SDD in Practice: Quality Gates, Tests, and Templates

In the previous article I explained what Spec-Driven Development is and why it makes sense for teams working with agents. Now we get to the part that matters most: how to turn that into day-to-day execution.

Once the conversation leaves the conceptual layer and hits a real project, the same problems usually show up first: vague stories, ambiguous criteria, incomplete tests, shallow review, and commits moving forward without enough guarantees. That is exactly where SDD needs to become concrete.

In this post I will organize that practical layer into five parts: how to write mandatory requirements without ambiguity, what a story needs before implementation starts, what must be true before it can be considered done, which gates keep quality in place, and which templates make the process repeatable.

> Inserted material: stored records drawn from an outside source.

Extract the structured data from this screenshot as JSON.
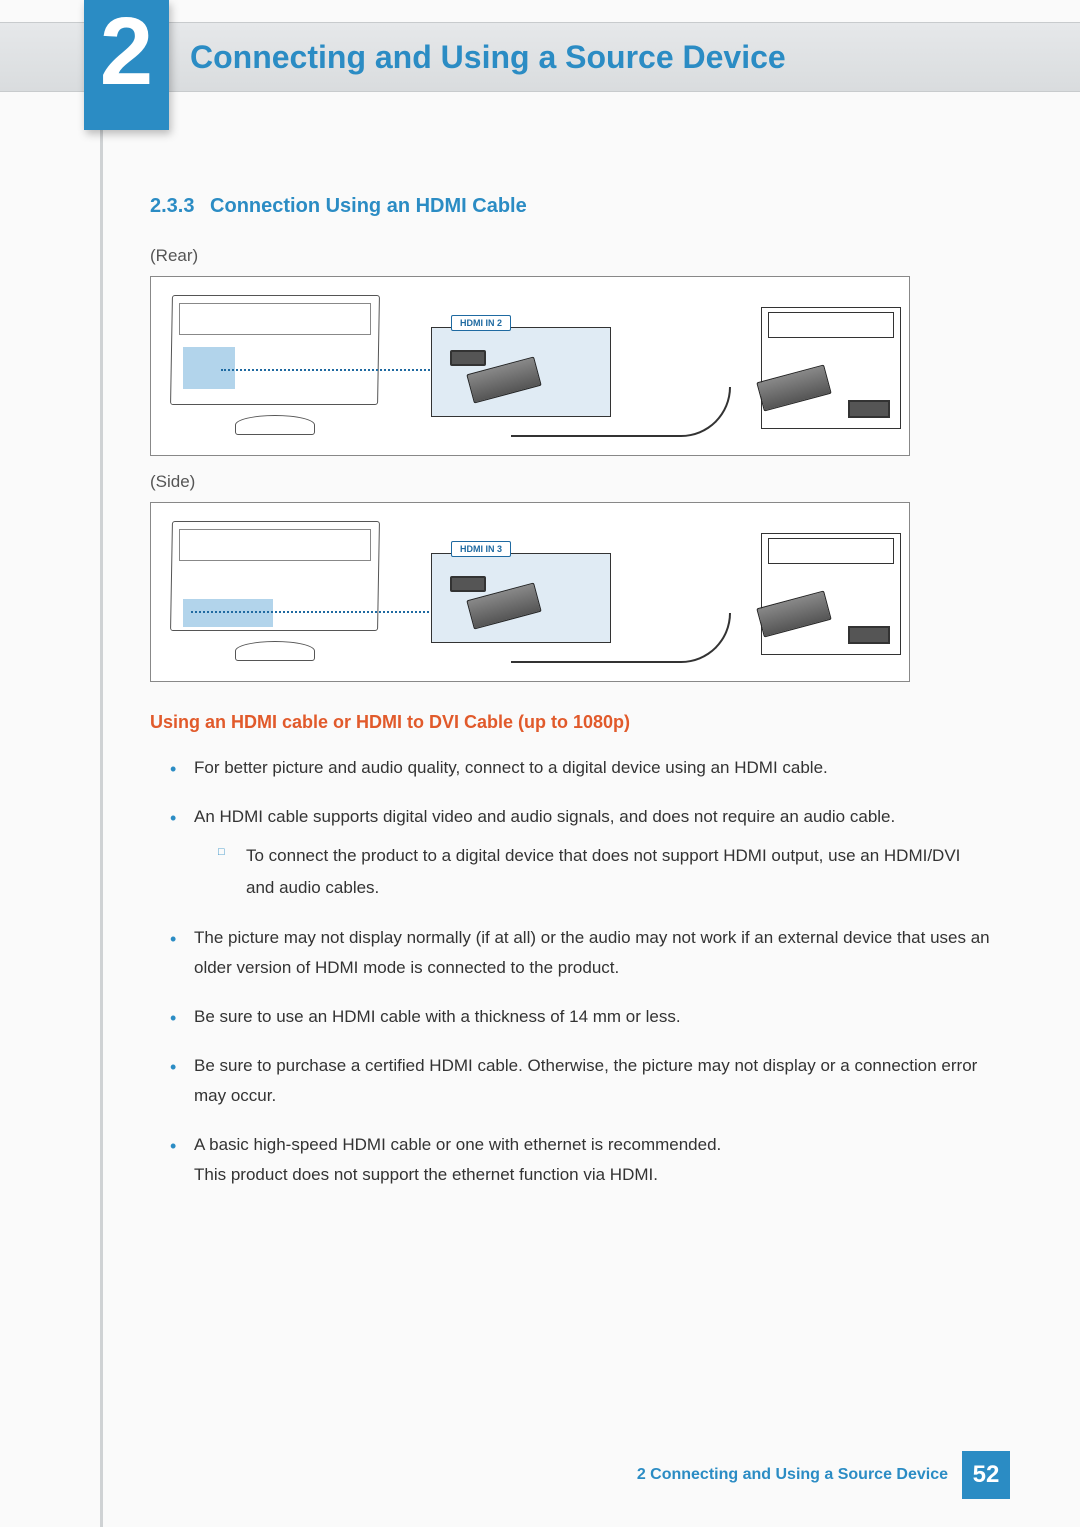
{
  "chapter": {
    "number": "2",
    "title": "Connecting and Using a Source Device"
  },
  "section": {
    "number": "2.3.3",
    "title": "Connection Using an HDMI Cable"
  },
  "diagrams": {
    "rear": {
      "caption": "(Rear)",
      "port_label": "HDMI IN 2"
    },
    "side": {
      "caption": "(Side)",
      "port_label": "HDMI IN 3"
    }
  },
  "subheading": "Using an HDMI cable or HDMI to DVI Cable (up to 1080p)",
  "bullets": [
    {
      "text": "For better picture and audio quality, connect to a digital device using an HDMI cable."
    },
    {
      "text": "An HDMI cable supports digital video and audio signals, and does not require an audio cable.",
      "sub": [
        "To connect the product to a digital device that does not support HDMI output, use an HDMI/DVI and audio cables."
      ]
    },
    {
      "text": "The picture may not display normally (if at all) or the audio may not work if an external device that uses an older version of HDMI mode is connected to the product."
    },
    {
      "text": "Be sure to use an HDMI cable with a thickness of 14 mm or less."
    },
    {
      "text": "Be sure to purchase a certified HDMI cable. Otherwise, the picture may not display or a connection error may occur."
    },
    {
      "text": "A basic high-speed HDMI cable or one with ethernet is recommended.\nThis product does not support the ethernet function via HDMI."
    }
  ],
  "footer": {
    "text": "2 Connecting and Using a Source Device",
    "page": "52"
  }
}
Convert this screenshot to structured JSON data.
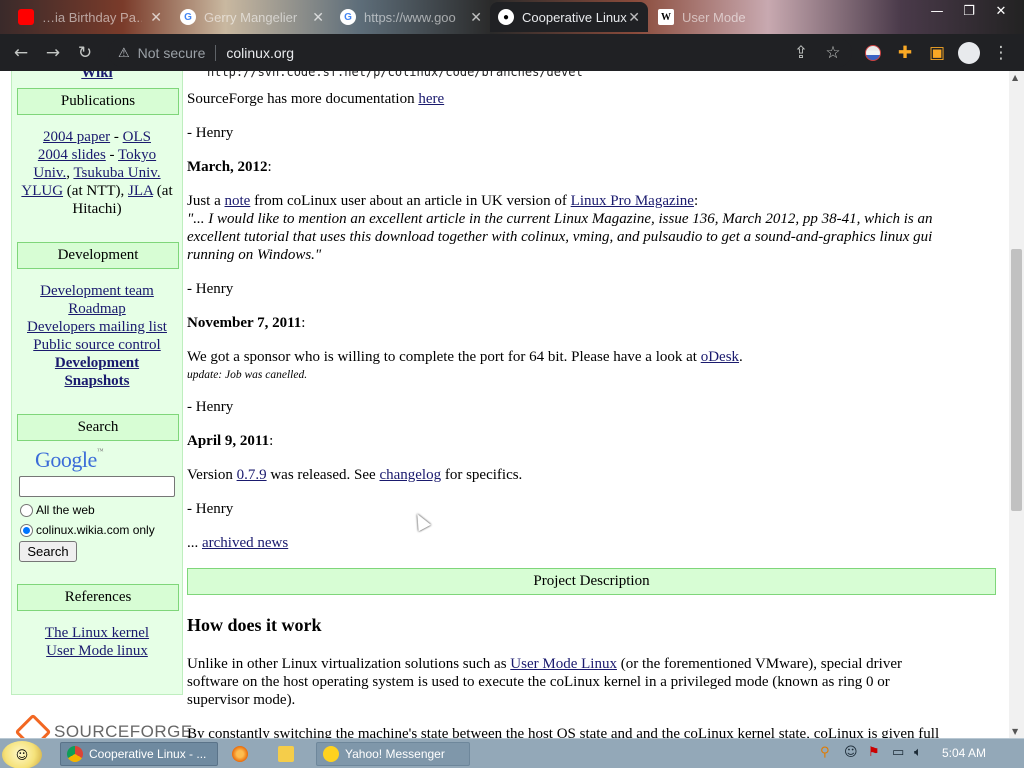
{
  "browser": {
    "tabs": [
      {
        "icon": "youtube-icon",
        "title": "…ia Birthday Pa…"
      },
      {
        "icon": "google-icon",
        "title": "Gerry Mangelier"
      },
      {
        "icon": "google-icon",
        "title": "https://www.goo"
      },
      {
        "icon": "github-icon",
        "title": "Cooperative Linux",
        "active": true
      },
      {
        "icon": "wikipedia-icon",
        "title": "User Mode"
      }
    ],
    "security_label": "Not secure",
    "url": "colinux.org"
  },
  "sidebar": {
    "wiki_link": "Wiki",
    "publications": {
      "heading": "Publications",
      "line1_a": "2004 paper",
      "line1_sep": " - ",
      "line1_b": "OLS",
      "line2_a": "2004 slides",
      "line2_sep": " - ",
      "line2_b": "Tokyo",
      "line3_a": "Univ.",
      "line3_sep": ", ",
      "line3_b": "Tsukuba Univ.",
      "line4_a": "YLUG",
      "line4_b": " (at NTT), ",
      "line4_c": "JLA",
      "line4_d": " (at",
      "line5": "Hitachi)"
    },
    "development": {
      "heading": "Development",
      "items": [
        "Development team",
        "Roadmap",
        "Developers mailing list",
        "Public source control",
        "Development",
        "Snapshots"
      ]
    },
    "search": {
      "heading": "Search",
      "logo": "Google",
      "logo_tm": "™",
      "option_web": "All the web",
      "option_site": "colinux.wikia.com only",
      "button": "Search"
    },
    "references": {
      "heading": "References",
      "items": [
        "The Linux kernel",
        "User Mode linux"
      ]
    },
    "sourceforge": "SOURCEFORGE"
  },
  "main": {
    "svn_line": "http://svn.code.sf.net/p/colinux/code/branches/devel",
    "sf_docs_pre": "SourceForge has more documentation ",
    "sf_docs_link": "here",
    "sign1": "- Henry",
    "date_mar": "March, 2012",
    "colon": ":",
    "mar_pre": "Just a ",
    "mar_link1": "note",
    "mar_mid": " from coLinux user about an article in UK version of ",
    "mar_link2": "Linux Pro Magazine",
    "mar_post": ":",
    "quote_l1": "\"... I would like to mention an excellent article in the current Linux Magazine, issue 136, March 2012, pp 38-41, which is an",
    "quote_l2": "excellent tutorial that uses this download together with colinux, vming, and pulsaudio to get a sound-and-graphics linux gui",
    "quote_l3": "running on Windows.\"",
    "sign2": "- Henry",
    "date_nov": "November 7, 2011",
    "nov_pre": "We got a sponsor who is willing to complete the port for 64 bit. Please have a look at ",
    "nov_link": "oDesk",
    "nov_post": ".",
    "nov_update": "update: Job was canelled.",
    "sign3": "- Henry",
    "date_apr": "April 9, 2011",
    "apr_pre": "Version ",
    "apr_link1": "0.7.9",
    "apr_mid": " was released. See ",
    "apr_link2": "changelog",
    "apr_post": " for specifics.",
    "sign4": "- Henry",
    "archived_pre": "... ",
    "archived_link": "archived news",
    "project_desc": "Project Description",
    "how_heading": "How does it work",
    "how_l1_pre": "Unlike in other Linux virtualization solutions such as ",
    "how_l1_link": "User Mode Linux",
    "how_l1_post": " (or the forementioned VMware), special driver",
    "how_l2": "software on the host operating system is used to execute the coLinux kernel in a privileged mode (known as ring 0 or",
    "how_l3": "supervisor mode).",
    "how_l4": "By constantly switching the machine's state between the host OS state and and the coLinux kernel state, coLinux is given full"
  },
  "taskbar": {
    "tasks": [
      {
        "icon": "chrome-icon",
        "label": "Cooperative Linux - ..."
      },
      {
        "icon": "firefox-icon",
        "label": ""
      },
      {
        "icon": "folder-icon",
        "label": ""
      },
      {
        "icon": "yahoo-messenger-icon",
        "label": "Yahoo! Messenger"
      }
    ],
    "clock": "5:04 AM"
  }
}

Before the Checklists: Writing Clear Mandatory Requirements

Before getting into DoR, DoD, and quality gates, it helps to fix one important foundation first: how mandatory requirements are written. If that layer starts vague, everything else degrades with it, including planning, implementation, review, and testing.

One simple way to handle that is EARS (Easy Approach to Requirements Syntax). It isn’t an AI framework, and it doesn’t replace a PRD, story, or ADR. It’s just a lean format for writing mandatory requirements so they stay clear, testable, and hard to misread.

That helps a lot when work passes through multiple agents or multiple people. If a requirement is vague, each person or agent fills the gaps in their own way. When it is written in this format, it becomes much easier to review, test, and automate validation around it.

The idea is simple: use the keyword SHALL to indicate mandatory requirements. This removes ambiguity and makes automated validation easier:

The system SHALL [mandatory action] WHEN [condition]

Practical examples:

“The system SHALL return 403 when an unauthorized user accesses a protected resource”
“The system SHALL validate user input before processing any request”
“The story SHALL have all ACs in Given/When/Then format before implementation starts”

When you read a requirement with SHALL, it’s clear: it is mandatory, it is testable, and there is very little room for interpretation. In the checklists below, I will use that pattern to make explicit what is non-negotiable.

Definition of Ready (DoR)

Before implementing any story, it needs to be ready. Sounds obvious, but this is where most problems with AI begin: the story arrives vague, without clear criteria, and the agent does whatever it thinks is best.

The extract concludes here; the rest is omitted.